Abstract
A re-audit of prescribing of post-exposure prophylaxis for HIV following sexual exposure in the Thames Valley demonstrated that an updated proforma has led to significant improvements in clinician-led outcomes, but had no impact on completion or follow-up rates.
Keywords
Introduction
The use of post-exposure prophylaxis for the prevention of HIV infection following sexual exposure (PEPSE) is well established. 1 Since 2011, The British Association for Sexual Health and HIV (BASHH) no longer recommend the use of PEPSE for sexual exposure to an HIV positive partner who has an undetectable viral load (VL), except in unprotected receptive anal intercourse (RAI). 2
A regional audit of PEPSE prescribing during 2011, in anticipation of the new guideline, showed that one-third of patients requesting PEPSE in our region had had sex with a known HIV-positive partner. However only 4% of cases had clear documentation of a partner’s undetectable VL. We recognised that documenting partners’ HIV treatment status and viraemia is key to guideline adherence. 3 This study aims to firstly re-audit the documentation of partners’ HIV treatment status and VL following the introduction of a new proforma and secondly compare PEPSE prescribing to BASHH recommendations. 2 Our region has a cohort of 1400 HIV patients and all involved centres have a diagnosed prevalence of >2 per 1000 population. 4
Methods
A re-audit of PEPSE prescribing at three sexual health clinics in the Thames Valley was completed by a retrospective case note and pathology database review of all cases from 1st May 2012 to 1st May 2013. Electronic records databases identified patients prescribed PEPSE. Results were compared with our 2011 data and descriptive statistics were calculated in STATA version 11.0 (StataCorp., College Station, TX).
Results
One hundred and twenty-five patient episodes were identified and all notes reviewed. A total of 105/125 PEPSE recipients were men (84%) of whom 84/105 (80%) were men who have sex with men (MSM). A total of 58/125 were men reporting RAI (46%) compared with 36/91 (40%) in 2011 (p = 0.316). Frequency of unprotected sex was unchanged (84/125 [68%] versus 52/91 [57%], p = 0.09), the remainder being condom failures or uncertain of condom use. Baseline HIV testing was performed in 114 patients (114/125, 91%) and were all negative – of those untested, four started PEPSE elsewhere without a documented check that baseline testing had been performed, one had a test 3 weeks prior, one restarted a PEPSE pack at home, and the remainder had no clear reason for omission.

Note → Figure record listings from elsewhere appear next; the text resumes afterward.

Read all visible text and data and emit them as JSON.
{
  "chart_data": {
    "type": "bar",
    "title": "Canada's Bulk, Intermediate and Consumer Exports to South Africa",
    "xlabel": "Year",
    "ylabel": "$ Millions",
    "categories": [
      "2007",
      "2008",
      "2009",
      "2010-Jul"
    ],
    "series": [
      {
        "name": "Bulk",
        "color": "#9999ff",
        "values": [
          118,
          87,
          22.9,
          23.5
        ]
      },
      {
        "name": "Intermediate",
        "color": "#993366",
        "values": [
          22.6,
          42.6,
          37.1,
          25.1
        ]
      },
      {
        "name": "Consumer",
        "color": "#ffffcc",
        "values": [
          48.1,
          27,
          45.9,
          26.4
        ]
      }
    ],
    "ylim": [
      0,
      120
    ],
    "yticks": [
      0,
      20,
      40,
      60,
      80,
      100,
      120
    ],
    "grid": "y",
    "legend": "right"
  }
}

Auditable outcomes from UK Guideline for the use of PEP for HIV following sexual exposure, BASHH. 2
Documentation of partner’s HIV treatment status
Parameters of patients’ HIV-positive partners.
Discussion
The benefit of using a proforma to facilitate adherence with clinical standards has been recently highlighted in the context of managing young people in the UK. 5 Our experience shows a marked improvement in clinician-dependent auditable outcomes, such as baseline HIV testing and STI screening, which could be reproducible in other PEPSE prescribing settings such as A+E and primary care. Approximately two-thirds of prescriptions were guideline recommended. Prescribing outside these recommendations may reflect a lack of clinician awareness of the new guidelines, over-cautious prescribing, or patient pressure. Re-education of staff is currently ongoing at all centres to address this. In addition, each clinic proforma now contains a table with the BASHH PEPSE recommendations to facilitate more appropriate prescribing. 2 Further work is required to assess the effectiveness of these interventions.
Patient-led outcomes such as completion rates and 12-week testing rates remain unchanged and are consistent with other published UK PEPSE data. 6 Further strategies such as enhanced or innovative follow-up methods need exploring within regional settings like ours where the frequency of prescriptions do not warrant a dedicated PEPSE clinic.
One-third (41/125, 33%) of all prescriptions were amongst MSM, for unprotected RAI with partners of unknown HIV status – a risk group unaffected by current guidelines. A lack of local codes identifying consultations where PEPSE was discussed but not prescribed meant we were unable to collate data on appropriate, guideline-driven episodes of non-prescribing, e.g. exposure to positive partners with undetectable viraemia.
Footnotes
Declaration of Conflicting Interests
The authors declared no potential conflicts of interest with respect to the research, authorship, and/or publication of this article.
Funding
The authors received no financial support for the research, authorship, and/or publication of this article.